Little White Lies Moms Tell Their Babysitters

child crying in crib
It took me years to leave my girls with a babysitter. But now there are days when I really just need the down time; a couple hours to be in quiet and hear my own thoughts, remember a grocery list, or finish a sentence without interruption. On the rare occasions I need a sitter, it sometimes seems like I'd do just about anything to get those few precious moments of freedom. Even lie.


After all, I want to make sure the sitter won't be scared off by what really happens in my house. You know what I mean, right?

Here are a few white lies to try to ensure you can get a sitter who will care for your kids.

“The baby will go right down for a nap, no problem,” knowing damn well that the child hates naps and will fight naps to the death.

Upon returning home from the same time away, when the babysitter tells you that junior wouldn't nap and she tried everything. You feign surprise and pretend that it’s the first time that this has happened, ever!

“The children have been fed and will require no snacks before bed time,” knowing that every night at bed time, your children escape the bed no less than seven times in the name of crackers, apples, and water.

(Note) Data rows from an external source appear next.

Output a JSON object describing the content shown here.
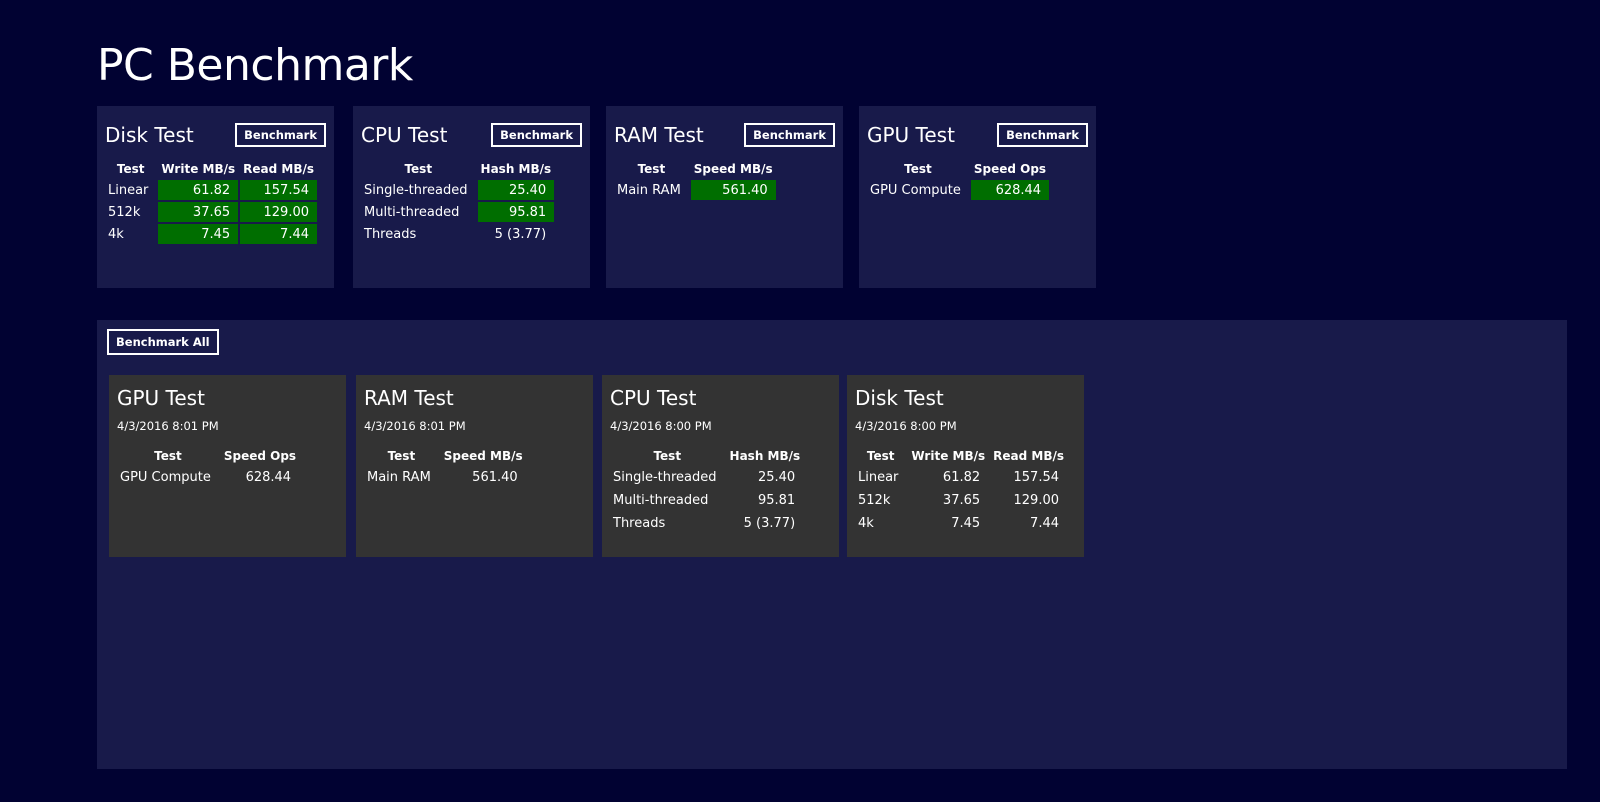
{
  "app": {
    "title": "PC Benchmark"
  },
  "colors": {
    "background": "#010232",
    "panel": "#181a4a",
    "card": "#333333",
    "good": "#006e00"
  },
  "tiles": {
    "disk": {
      "title": "Disk Test",
      "button": "Benchmark",
      "headers": [
        "Test",
        "Write MB/s",
        "Read MB/s"
      ],
      "rows": [
        [
          "Linear",
          "61.82",
          "157.54"
        ],
        [
          "512k",
          "37.65",
          "129.00"
        ],
        [
          "4k",
          "7.45",
          "7.44"
        ]
      ]
    },
    "cpu": {
      "title": "CPU Test",
      "button": "Benchmark",
      "headers": [
        "Test",
        "Hash MB/s"
      ],
      "rows": [
        [
          "Single-threaded",
          "25.40"
        ],
        [
          "Multi-threaded",
          "95.81"
        ],
        [
          "Threads",
          "5 (3.77)"
        ]
      ]
    },
    "ram": {
      "title": "RAM Test",
      "button": "Benchmark",
      "headers": [
        "Test",
        "Speed MB/s"
      ],
      "rows": [
        [
          "Main RAM",
          "561.40"
        ]
      ]
    },
    "gpu": {
      "title": "GPU Test",
      "button": "Benchmark",
      "headers": [
        "Test",
        "Speed Ops"
      ],
      "rows": [
        [
          "GPU Compute",
          "628.44"
        ]
      ]
    }
  },
  "results": {
    "button": "Benchmark All",
    "cards": [
      {
        "title": "GPU Test",
        "date": "4/3/2016 8:01 PM",
        "headers": [
          "Test",
          "Speed Ops"
        ],
        "rows": [
          [
            "GPU Compute",
            "628.44"
          ]
        ]
      },
      {
        "title": "RAM Test",
        "date": "4/3/2016 8:01 PM",
        "headers": [
          "Test",
          "Speed MB/s"
        ],
        "rows": [
          [
            "Main RAM",
            "561.40"
          ]
        ]
      },
      {
        "title": "CPU Test",
        "date": "4/3/2016 8:00 PM",
        "headers": [
          "Test",
          "Hash MB/s"
        ],
        "rows": [
          [
            "Single-threaded",
            "25.40"
          ],
          [
            "Multi-threaded",
            "95.81"
          ],
          [
            "Threads",
            "5 (3.77)"
          ]
        ]
      },
      {
        "title": "Disk Test",
        "date": "4/3/2016 8:00 PM",
        "headers": [
          "Test",
          "Write MB/s",
          "Read MB/s"
        ],
        "rows": [
          [
            "Linear",
            "61.82",
            "157.54"
          ],
          [
            "512k",
            "37.65",
            "129.00"
          ],
          [
            "4k",
            "7.45",
            "7.44"
          ]
        ]
      }
    ]
  }
}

“We don’t let the kids watch television.” Poor little Suzie Sunshine exhausting herself watching your precious children, trying everything to entertain them with books, songs, and games. Running herself ragged living up to your expectations. In actuality, you already let the kids watch three hours non-stop of Sprout today and only told her this fib to alleviate your own Mommy guilt.

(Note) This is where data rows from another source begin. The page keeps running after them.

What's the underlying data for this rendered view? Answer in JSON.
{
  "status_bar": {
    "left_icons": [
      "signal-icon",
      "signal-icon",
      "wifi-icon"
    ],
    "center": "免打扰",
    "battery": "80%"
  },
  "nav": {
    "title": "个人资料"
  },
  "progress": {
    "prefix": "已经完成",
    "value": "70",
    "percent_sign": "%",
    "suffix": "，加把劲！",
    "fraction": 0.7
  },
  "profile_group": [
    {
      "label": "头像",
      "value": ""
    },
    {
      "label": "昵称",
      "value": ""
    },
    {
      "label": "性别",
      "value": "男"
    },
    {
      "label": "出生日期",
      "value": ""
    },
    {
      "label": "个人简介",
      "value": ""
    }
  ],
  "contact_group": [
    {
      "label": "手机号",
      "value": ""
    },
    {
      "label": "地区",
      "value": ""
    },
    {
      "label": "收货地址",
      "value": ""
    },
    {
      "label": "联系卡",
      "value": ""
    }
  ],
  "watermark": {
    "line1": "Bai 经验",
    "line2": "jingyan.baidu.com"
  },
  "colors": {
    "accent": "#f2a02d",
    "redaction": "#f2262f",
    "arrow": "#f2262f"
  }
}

“Bobby’s allergic to processed food and has a weird skin reaction that lasts for days.” This white lie ensures that the babysitter will feed your child a wholesome meal rather than hot dogs and Cheetos.

“We have security cameras throughout the house. If you get in trouble, just give us the thumbs down sign and we will come right home.” This will keep the sitter from getting into any shenanigans while you are out, as well as keep any rogue boyfriends from showing up.

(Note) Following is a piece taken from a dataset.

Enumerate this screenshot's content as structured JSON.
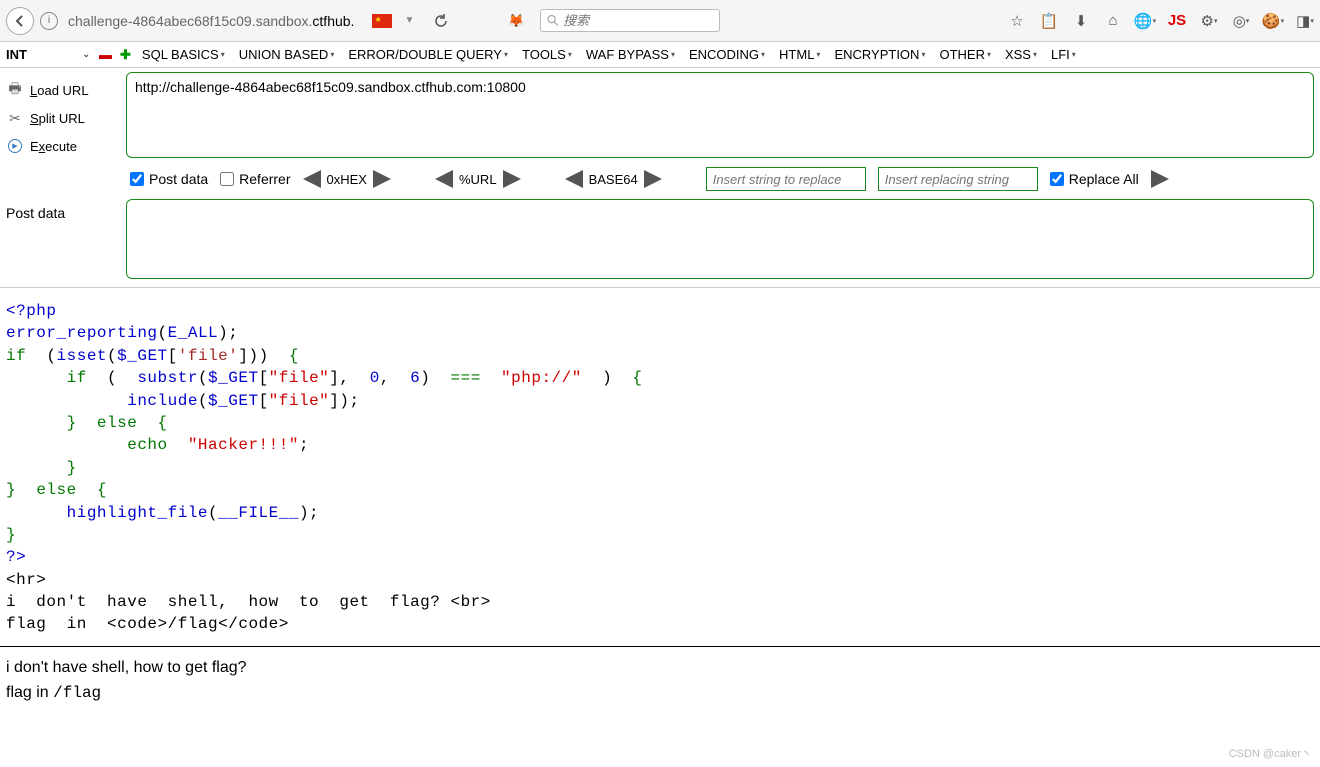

“We'll try to be back before the kids go to bed,” knowing that you want to be somewhere, anywhere else, tonight because it’s Thursday night and the kids are overtired and there's always bedtime drama on Thursday night. You pull up but sit outside until the last bedroom light goes off.

Have you ever told your child’s babysitter a white lie just to keep them on their toes?

*No children or babysitters were actually lied to in the writing of this post.